If I were pastor of a church or Bishop of a Diocese, I’d be asking: how can we promote such communities? How can we make sure they are healthy and free-spirited, and not cramped and weird.
If you don’t build those human spaces, where will your young people meet Christian mates? How will their children be educated according to the Spirit of Jesus and not the spirit of the world? How will the traditions and cultural richness of the faith be passed on?
Without communities living Christian life in all its beauty, who on earth would think about becoming Christian?
And to a lesser extent, how will the best traditions and cultural treasures of this sprawling, self-contradictory, lovable and frustrating place called America be purified and passed on to whatever is coming after America? Because America is not forever. Neither, for that matter, is the institutional Church, but the Church will last until the end of time; America, like all nations, will not. But like the Benedictines passed the best of Romanitas onto barbarian Europe, perhaps we can keep the best of this nation preserved for some future generations.
3) Learn to Defend Those Spaces: Just like men, institutions are also pressured to live according to the criteria of the world. The world is a jealous god, and demands obedience. A Christian school or college will be pressured to teach its subjects with a presupposed materialism. A denomination will be pressured to abandon God’s understanding of marriage for the world’s. A Christian hospital will be pressured to abort babies, offering sweet smelling sacrifices to Moloch. Many have folded without so much as a whimper.
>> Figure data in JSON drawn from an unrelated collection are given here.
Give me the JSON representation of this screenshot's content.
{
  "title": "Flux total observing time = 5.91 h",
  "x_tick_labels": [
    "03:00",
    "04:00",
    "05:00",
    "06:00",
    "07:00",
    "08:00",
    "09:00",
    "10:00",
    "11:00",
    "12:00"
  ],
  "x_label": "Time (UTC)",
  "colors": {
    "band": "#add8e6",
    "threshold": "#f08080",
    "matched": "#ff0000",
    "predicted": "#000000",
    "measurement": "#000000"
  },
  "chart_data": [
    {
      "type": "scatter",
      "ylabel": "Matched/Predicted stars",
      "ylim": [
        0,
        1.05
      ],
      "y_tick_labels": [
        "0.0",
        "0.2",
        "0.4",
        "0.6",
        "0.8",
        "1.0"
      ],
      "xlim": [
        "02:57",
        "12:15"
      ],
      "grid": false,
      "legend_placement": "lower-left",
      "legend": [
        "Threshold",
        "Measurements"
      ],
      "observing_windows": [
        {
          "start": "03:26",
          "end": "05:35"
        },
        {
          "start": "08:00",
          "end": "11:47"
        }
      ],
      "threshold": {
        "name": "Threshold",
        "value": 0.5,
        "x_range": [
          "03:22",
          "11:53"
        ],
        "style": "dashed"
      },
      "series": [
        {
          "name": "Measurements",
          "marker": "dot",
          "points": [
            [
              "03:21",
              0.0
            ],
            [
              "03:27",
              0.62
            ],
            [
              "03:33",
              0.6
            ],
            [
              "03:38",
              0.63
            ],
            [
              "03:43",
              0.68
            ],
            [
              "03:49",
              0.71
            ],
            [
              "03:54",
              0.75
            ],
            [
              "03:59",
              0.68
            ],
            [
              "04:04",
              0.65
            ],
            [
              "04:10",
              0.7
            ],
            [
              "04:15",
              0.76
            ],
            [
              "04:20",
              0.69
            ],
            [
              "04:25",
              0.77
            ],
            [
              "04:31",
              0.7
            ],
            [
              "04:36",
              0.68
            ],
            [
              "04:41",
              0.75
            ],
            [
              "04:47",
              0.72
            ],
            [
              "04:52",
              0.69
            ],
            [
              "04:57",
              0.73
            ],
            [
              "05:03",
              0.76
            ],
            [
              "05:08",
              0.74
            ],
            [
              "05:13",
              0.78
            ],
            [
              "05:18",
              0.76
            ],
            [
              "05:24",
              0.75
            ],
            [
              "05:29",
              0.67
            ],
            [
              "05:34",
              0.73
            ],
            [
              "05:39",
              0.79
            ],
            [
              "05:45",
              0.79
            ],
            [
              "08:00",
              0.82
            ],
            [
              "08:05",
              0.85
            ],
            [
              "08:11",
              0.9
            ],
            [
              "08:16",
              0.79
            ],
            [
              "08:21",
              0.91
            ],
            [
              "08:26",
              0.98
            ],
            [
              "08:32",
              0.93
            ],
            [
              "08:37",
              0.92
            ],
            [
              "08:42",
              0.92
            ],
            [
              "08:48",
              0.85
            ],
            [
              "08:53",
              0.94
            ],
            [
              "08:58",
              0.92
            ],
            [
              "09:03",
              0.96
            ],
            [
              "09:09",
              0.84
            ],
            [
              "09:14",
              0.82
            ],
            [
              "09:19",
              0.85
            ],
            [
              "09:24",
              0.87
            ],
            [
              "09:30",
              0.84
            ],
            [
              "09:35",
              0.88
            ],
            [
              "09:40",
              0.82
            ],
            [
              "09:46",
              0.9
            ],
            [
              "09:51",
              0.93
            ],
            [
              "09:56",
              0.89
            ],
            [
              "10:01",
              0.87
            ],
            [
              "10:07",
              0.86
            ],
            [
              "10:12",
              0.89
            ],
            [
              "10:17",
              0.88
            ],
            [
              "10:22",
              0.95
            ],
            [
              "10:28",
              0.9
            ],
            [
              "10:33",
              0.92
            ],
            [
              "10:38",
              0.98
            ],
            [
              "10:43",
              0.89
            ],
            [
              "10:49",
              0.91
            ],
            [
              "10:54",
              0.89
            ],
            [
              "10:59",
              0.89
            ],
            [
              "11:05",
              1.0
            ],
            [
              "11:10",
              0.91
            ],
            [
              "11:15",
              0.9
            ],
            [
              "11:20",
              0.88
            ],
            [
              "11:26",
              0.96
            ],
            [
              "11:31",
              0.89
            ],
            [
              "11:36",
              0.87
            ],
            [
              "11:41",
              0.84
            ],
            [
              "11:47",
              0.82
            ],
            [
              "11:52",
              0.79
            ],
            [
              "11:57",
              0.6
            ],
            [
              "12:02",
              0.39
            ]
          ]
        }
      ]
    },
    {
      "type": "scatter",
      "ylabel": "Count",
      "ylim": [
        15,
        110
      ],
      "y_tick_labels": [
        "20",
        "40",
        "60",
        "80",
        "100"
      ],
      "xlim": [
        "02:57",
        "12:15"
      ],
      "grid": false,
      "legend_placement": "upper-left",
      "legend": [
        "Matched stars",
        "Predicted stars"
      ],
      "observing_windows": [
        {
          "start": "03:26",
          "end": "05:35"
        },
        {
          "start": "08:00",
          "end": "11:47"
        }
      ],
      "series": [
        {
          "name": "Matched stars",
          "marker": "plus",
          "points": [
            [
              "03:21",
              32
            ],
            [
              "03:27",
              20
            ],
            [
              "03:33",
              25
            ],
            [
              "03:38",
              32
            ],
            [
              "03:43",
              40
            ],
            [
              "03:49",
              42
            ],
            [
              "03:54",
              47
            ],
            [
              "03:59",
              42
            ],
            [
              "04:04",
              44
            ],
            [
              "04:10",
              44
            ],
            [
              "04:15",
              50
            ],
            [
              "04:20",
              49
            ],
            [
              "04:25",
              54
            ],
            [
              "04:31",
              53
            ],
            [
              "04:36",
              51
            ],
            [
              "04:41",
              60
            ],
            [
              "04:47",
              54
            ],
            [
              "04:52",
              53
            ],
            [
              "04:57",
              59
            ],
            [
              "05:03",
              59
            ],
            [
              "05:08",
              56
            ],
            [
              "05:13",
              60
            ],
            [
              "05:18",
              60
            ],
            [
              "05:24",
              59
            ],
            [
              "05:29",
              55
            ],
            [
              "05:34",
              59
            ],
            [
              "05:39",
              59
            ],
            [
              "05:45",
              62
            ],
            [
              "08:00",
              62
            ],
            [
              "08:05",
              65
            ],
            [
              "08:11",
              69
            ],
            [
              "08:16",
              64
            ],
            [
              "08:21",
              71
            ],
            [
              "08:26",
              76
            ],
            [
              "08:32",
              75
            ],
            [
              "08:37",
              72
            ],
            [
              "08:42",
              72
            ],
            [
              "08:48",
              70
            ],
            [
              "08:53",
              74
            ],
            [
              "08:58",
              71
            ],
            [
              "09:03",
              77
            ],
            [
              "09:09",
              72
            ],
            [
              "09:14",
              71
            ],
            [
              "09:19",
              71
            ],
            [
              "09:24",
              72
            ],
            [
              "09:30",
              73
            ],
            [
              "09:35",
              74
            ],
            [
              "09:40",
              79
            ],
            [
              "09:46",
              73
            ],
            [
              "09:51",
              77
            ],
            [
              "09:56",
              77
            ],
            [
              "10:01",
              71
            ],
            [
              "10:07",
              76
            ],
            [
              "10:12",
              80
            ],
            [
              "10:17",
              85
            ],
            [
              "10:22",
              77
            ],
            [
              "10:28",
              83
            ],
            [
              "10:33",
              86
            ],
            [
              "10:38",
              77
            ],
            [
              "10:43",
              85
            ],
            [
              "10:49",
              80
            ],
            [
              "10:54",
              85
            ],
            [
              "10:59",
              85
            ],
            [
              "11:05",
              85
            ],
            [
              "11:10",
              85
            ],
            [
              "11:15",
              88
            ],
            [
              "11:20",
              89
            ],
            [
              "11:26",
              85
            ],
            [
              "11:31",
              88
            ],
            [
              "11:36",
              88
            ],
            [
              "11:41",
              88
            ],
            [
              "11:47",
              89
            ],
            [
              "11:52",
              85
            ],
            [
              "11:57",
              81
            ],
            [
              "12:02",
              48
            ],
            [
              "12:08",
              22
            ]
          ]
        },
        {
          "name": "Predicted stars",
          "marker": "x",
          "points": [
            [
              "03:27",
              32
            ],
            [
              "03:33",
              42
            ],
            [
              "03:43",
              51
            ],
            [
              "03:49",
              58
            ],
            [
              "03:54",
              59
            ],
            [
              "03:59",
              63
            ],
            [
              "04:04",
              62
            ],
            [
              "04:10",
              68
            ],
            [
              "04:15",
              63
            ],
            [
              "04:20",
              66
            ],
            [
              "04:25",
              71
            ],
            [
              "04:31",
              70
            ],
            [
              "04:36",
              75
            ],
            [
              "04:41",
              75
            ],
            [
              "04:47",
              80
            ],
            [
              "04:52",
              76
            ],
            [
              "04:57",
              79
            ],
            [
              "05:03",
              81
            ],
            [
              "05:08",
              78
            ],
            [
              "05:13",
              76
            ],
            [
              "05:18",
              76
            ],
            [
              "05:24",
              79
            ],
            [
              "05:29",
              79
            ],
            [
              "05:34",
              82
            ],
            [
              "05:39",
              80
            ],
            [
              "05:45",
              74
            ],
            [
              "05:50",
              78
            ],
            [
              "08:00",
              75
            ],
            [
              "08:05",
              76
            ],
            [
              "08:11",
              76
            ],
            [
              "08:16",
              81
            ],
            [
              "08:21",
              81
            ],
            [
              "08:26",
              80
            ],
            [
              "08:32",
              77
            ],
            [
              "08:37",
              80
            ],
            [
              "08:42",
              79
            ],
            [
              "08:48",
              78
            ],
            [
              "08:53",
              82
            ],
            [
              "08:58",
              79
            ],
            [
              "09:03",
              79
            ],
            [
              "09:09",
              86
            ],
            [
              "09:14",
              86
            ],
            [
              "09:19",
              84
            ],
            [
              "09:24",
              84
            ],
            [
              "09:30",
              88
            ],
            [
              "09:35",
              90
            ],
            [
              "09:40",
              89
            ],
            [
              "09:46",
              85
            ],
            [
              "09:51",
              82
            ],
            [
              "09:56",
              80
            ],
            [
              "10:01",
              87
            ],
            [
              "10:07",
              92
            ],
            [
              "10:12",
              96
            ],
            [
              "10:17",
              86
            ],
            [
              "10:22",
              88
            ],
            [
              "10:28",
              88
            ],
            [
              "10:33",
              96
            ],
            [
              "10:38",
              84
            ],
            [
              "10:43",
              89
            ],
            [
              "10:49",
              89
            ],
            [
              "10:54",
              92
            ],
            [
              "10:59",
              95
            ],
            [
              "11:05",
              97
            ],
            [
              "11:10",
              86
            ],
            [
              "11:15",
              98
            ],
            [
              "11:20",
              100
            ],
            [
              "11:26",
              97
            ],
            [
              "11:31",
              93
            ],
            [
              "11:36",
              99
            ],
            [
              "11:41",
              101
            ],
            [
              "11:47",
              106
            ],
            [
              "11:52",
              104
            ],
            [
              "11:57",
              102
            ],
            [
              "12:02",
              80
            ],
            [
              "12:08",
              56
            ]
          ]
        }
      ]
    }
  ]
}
The Christian must be willing to fight, and to part ways with the institutions rather than gain the approval of the world and lose his soul. He has to be willing to start over again, find new ways to live his Christian call to service.
But we already know this. What we have to be ready for is the invasion of private space. The world does not really want your institutions, it wants your conscience. What before was a mostly passive battle – not blindly thinking as the world thinks but self consciously putting on the mind of Christ – is going to become increasing active. We are going to be called out more and more frequently. We are going to be told by the world: think as the we do, or we will label you, revile you, tell lies about you, and ruin your livelihood if we can. Above all we will isolate you.
If that happens, will we resist? Will we have built up the culture and virtue to carry on? Will we keep refusing to be isolated and continue reaching out, continue building, continue teaching, even if it be on the fringes of society, in a metaphorical ghetto or underground?